Haiku’s attributes are also a neat way to implement such a system
without having to maintain a separate database of installed
applications: when you install an application, it will automatically be
picked up by the updater when it uses an index to find all the
applications on a system, and when you remove the application file, its
entry will of course be removed from the file system index. Much of the
metadata such as the installed version and the location where to look
for updates can also be neatly kept part of the application executable
If you do not get the chance to work on the project you applied for is there another area that interests you?
The partition table editor sounded pretty interesting, but I see there’s
already someone working on that.
Is there anything Haiku (as an organization, website, community, individuals, any facet of Haiku) could’ve done differently to help you as an applying student?
I can’t think of any improvements. The application template was good, it
quickly got you going with writing the application.

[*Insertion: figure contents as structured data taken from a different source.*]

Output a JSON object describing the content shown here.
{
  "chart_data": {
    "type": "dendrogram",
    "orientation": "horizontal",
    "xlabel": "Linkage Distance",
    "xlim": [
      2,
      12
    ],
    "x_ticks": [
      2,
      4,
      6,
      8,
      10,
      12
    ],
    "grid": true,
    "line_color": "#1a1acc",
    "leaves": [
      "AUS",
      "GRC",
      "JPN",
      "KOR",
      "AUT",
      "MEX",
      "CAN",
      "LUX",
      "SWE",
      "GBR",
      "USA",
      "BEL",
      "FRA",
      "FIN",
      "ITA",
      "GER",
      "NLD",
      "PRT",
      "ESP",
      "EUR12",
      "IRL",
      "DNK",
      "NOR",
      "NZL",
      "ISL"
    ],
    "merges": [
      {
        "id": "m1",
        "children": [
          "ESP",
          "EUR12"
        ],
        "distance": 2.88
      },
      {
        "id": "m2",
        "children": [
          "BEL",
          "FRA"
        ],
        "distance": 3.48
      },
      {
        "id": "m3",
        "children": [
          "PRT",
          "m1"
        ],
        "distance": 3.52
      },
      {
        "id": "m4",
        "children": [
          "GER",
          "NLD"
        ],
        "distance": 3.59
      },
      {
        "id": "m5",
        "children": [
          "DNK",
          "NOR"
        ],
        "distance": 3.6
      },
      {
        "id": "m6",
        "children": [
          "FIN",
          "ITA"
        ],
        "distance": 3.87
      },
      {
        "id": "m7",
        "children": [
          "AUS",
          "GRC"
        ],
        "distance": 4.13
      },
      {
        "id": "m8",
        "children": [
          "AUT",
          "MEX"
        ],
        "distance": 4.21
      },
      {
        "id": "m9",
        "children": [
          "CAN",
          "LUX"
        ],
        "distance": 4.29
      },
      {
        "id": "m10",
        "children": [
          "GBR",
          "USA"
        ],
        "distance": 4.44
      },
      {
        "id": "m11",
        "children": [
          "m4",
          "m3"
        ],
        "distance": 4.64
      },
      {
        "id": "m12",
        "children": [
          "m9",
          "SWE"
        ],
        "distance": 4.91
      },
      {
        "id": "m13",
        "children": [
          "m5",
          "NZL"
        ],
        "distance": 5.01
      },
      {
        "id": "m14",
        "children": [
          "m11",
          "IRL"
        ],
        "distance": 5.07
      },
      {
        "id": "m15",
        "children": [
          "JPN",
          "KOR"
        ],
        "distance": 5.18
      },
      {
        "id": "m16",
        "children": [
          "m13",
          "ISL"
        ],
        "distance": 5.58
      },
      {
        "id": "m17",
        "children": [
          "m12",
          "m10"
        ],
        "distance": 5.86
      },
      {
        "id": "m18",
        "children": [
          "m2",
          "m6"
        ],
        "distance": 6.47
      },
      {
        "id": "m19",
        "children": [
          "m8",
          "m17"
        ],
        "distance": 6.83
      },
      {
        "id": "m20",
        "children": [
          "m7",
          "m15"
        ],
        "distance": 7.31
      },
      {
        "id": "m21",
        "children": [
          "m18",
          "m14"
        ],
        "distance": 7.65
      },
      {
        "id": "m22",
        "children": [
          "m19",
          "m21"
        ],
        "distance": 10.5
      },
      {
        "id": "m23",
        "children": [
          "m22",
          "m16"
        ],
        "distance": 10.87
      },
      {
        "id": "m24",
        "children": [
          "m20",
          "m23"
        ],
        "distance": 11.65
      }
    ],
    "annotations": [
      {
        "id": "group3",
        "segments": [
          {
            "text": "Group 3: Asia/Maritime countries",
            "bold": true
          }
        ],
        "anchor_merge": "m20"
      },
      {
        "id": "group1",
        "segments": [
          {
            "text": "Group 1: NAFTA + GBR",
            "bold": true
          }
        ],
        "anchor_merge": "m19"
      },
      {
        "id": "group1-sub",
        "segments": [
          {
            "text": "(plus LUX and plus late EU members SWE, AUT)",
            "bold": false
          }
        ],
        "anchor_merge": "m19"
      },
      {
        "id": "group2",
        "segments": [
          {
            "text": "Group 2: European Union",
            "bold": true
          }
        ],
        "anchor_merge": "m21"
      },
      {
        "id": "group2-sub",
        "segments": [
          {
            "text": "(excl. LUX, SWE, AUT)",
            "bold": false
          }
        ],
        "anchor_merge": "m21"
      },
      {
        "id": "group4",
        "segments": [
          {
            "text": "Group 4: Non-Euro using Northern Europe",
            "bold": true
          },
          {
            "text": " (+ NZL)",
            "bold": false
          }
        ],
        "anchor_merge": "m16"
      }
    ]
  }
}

Was anything overly complicated or discouraging?
No, I don’t think so.
Do you have any suggestions or constructive criticism for the people involved with Haiku’s participation in GSoC?
No, no bigger flaws in how Haiku handled GSoC, and if there were smaller
ones, I’ve already forgotten them.
Besides Haiku, did you apply to any of the other orgs involved with GSoC? If so which ones?
No, I only applied for Haiku
Would you be interested in a possible Haiku Code Drive?
Yes it does sound interesting.
What influenced your decision to become a programmer?
I’ve always been fascinated by computers, and it was nice to see my own
code running and doing things on the machine. I’m not sure if I’d call
myself a programmer, though, since I haven’t had time to do many bigger
What is/are your language(s) of choice?
As I said I haven’t had much time for programming, but from playing with
it a little, Python does seem nice. As far as I know, Bethon, the Python
bindings for the Be API, isn’t quite up to the task on current versions
of Haiku and Python, so for Haiku software the choice would be C++.
Did you work on any open Haiku tickets, and if so which ones and what was your overall impression on the code you worked on? Any plans to try working on other open items?
Yes I did work on my own patch in #2389 to make an alternative
implementation to rename the title of a tab in the terminal application.
For the most part the code seemed quite easy to understand, even though
it was virtually uncommented. There were also some small style issues
like the header files having inconsistent indentation, but generally the
code seemed pretty good.
It was quite nice to work on that, I may look for other small items in
the future to work on as time permits.